Wednesday, December 30, 2015

Journal asks me to remove a posted article pdf



I recently received  a request from a journal editor (a friend) to remove a pdf of an article of mine published in that journal from my site on Academia.edu. I complied with the request. The following text is taken from my email to the editor:


I have complied with your request to remove the pdf of my recently published paper from my Academia.edu site. I approach this issue from two—often contradictory—perspectives: moral and legal. Morally, I am complying with your request under protest. In my mind, I own my scholarly publications. I did the research, I wrote the paper, and the products are my own. I resent the policies of journals that do not permit an author to post his or her publications on the internet. These policies restrict the distribution of scientific knowledge, thereby harming the advancement of scholarship and depriving the public of knowledge obtained often with public funding. As a result, such policies also harm my career, my reputation, and the advancement of my own scholarly trajectory.

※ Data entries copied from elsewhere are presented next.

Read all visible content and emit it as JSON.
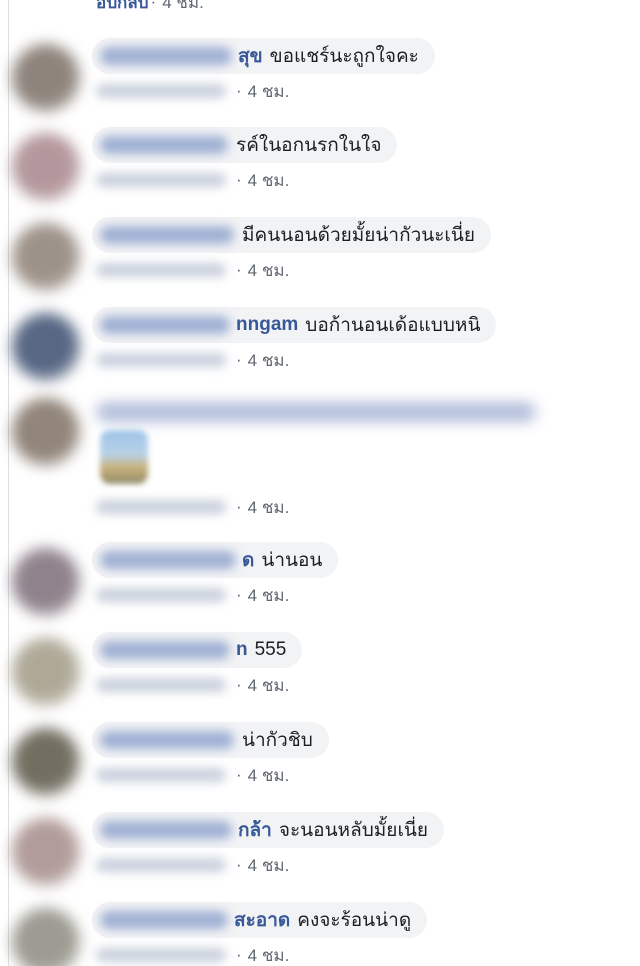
{
  "top": {
    "reply_text": "อ่ปกลับ",
    "time": "4 ชม."
  },
  "colors": {
    "link": "#385898",
    "bubble_bg": "#f2f3f5",
    "meta": "#606770"
  },
  "comments": [
    {
      "author_visible": "สุข",
      "text": "ขอแชร์นะถูกใจคะ",
      "time": "4 ชม.",
      "avatar_color": "#7b6f66"
    },
    {
      "author_visible": "",
      "text": "รค์ในอกนรกในใจ",
      "time": "4 ชม.",
      "avatar_color": "#a7868b"
    },
    {
      "author_visible": "",
      "text": "มีคนนอนด้วยมั้ยน่ากัวนะเนี่ย",
      "time": "4 ชม.",
      "avatar_color": "#8d8075"
    },
    {
      "author_visible": "nngam",
      "text": "บอก้านอนเด้อแบบหนิ",
      "time": "4 ชม.",
      "avatar_color": "#3a4d6f"
    },
    {
      "author_visible": "",
      "text": "",
      "time": "4 ชม.",
      "avatar_color": "#7f7063",
      "has_media": true
    },
    {
      "author_visible": "ด",
      "text": "น่านอน",
      "time": "4 ชม.",
      "avatar_color": "#7c6d78"
    },
    {
      "author_visible": "n",
      "text": "555",
      "time": "4 ชม.",
      "avatar_color": "#a19a86"
    },
    {
      "author_visible": "",
      "text": "น่ากัวชิบ",
      "time": "4 ชม.",
      "avatar_color": "#5a5646"
    },
    {
      "author_visible": "กล้า",
      "text": "จะนอนหลับมั้ยเนี่ย",
      "time": "4 ชม.",
      "avatar_color": "#a48b88"
    },
    {
      "author_visible": "สะอาด",
      "text": "คงจะร้อนน่าดู",
      "time": "4 ชม.",
      "avatar_color": "#8c8b80"
    }
  ]
}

From a legal standpoint, however, I often sign the author’s agreements that prevent just this type of posting of published papers. When I am challenged about posting a paper, I typically have little basis for complaint. I signed the form, and in our society bound by the rule of law, I have to comply with the law. While my moral sentiments are quite strong on the issue, they won’t hold up in a court of law. As a citizen and public employee I feel obliged to comply with the law on this and other issues.



4 comments:

Zack B. said...

I suggest you check out dissem.in, a new resource that enables researchers to learn about their legal rights to share various versions of paywalled articles (e.g. pre-preint, post-print or published versions). Search is a bit slow, especially when searching without use of an orcid-id, but it's a very helpful resource.

Charles Oppenheim said...

Just don't sign the publishers agreement in future - or rather, amend it so you retain copyright in the article rather than assign it to the publisher, and make sure you retain the right to post the pdf wherever you want. Then return the amended agreement. If they object (which I doubt they will do), just tell them you will instead submit it to a rival journal. Never fails.

Michael E. Smith said...

@Charles - I've had one or two journals accept the SPARC authoprs addendum, and one or two reject it. One reason for not threatening to pull articles over this is that I often publish with co-authors these days, and these typically include students and post-docs, who are less well served by pulling a ms to go through another whole round of reviews, etc.

Michael E. Smith said...

@Zack - I gave dissem.in a try. For my ORCID, they found thousands of papers that I did not write. I did see two of my papers among the first several dozen, and their results said that they had no idea of the legal rights associated with the papers. Useless.